Il est vrai que pour beaucoup d’entreprises, cela reste un risque très théorique tant qu’elles n’ont pas été confrontées et éprouvées par une cyber-attaque. Nous n’avons pas encore développé cette culture de ce risque numérique, même les grands groupes sont encore dans une phase d’apprentissage sur ces sujets. L’une des raisons principales est que tous ces domaines étaient auparavant très cloisonnés et les départements informatiques n’étaient pas toujours intégrés à la stratégie globale. Il y a désormais des axes stratégiques ou une discussion transversale est nécessaire. Une motivation supplémentaire pour les entreprises est le fait qu’agences de notation financière et instances de réglementation instaurent désormais des exigences en matière de cyber-sécurité. C’est le cas pour la BCE qui a mis en place une réglementation en juillet dernier pour les 130 banques européennes qu’elles supervisent afin de parer à un risque systémique en cas d’attaques.

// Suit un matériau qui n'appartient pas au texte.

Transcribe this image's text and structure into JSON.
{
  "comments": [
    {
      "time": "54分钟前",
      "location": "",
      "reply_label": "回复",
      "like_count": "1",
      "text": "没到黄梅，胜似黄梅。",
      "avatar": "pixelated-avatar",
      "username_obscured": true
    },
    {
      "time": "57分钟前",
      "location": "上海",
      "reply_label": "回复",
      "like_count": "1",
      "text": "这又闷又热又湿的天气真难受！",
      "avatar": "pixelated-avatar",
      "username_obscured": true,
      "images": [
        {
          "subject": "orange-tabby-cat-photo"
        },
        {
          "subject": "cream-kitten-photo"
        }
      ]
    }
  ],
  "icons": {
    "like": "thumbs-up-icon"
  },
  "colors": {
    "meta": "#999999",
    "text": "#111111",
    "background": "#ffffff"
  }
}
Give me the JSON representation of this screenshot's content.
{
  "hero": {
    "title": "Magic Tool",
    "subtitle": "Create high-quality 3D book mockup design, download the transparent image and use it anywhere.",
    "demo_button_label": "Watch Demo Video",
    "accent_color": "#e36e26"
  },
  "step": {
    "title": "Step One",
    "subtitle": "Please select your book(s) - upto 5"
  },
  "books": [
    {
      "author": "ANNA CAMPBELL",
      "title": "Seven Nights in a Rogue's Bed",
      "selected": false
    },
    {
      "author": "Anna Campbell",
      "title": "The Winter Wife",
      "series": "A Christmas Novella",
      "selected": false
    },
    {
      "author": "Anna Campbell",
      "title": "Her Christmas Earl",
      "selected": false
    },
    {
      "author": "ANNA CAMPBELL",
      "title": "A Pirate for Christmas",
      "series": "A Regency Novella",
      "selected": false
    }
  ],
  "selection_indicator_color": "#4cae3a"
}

De la même manière, on voit l’apparition de plates-formes entre entreprises pour s’informer sur d’éventuels nouveaux risques ou failles dans des logiciels largement utilisés, et ceux même si les entreprises sont concurrentes.

LPA

Que peuvent faire les entreprises pour se prémunir du cyber-risque  ?

N. A. 

Nous promouvons avant tout le développement d’une culture du risque numérique et la prise de conscience que tout le monde peut potentiellement être touché. Il est important de mettre en place des réflexions pour savoir quels sont les actifs qui vous sont essentiels. Car que ce soit sur le plan financier, technique ou opérationnel il sera très difficile de protéger l’intégralité de vos données contre tout risque extérieur. Et tout verrouiller peut aussi avoir un impact négatif sur votre entreprise puisque la création de valeurs dans l’économie de la connaissance est basée sur la mise en commun, la production et le croisement de données. En cernant les actifs les plus importants, on peut établir un niveau de sécurité proportionné à la valeur des données et créer une vraie stratégie de gestion du risque numérique pour l’entreprise. Cet exercice d’introspection est aussi une manière de s’interroger sur son cœur de métier pour identifier sa valeur ajoutée face à la concurrence.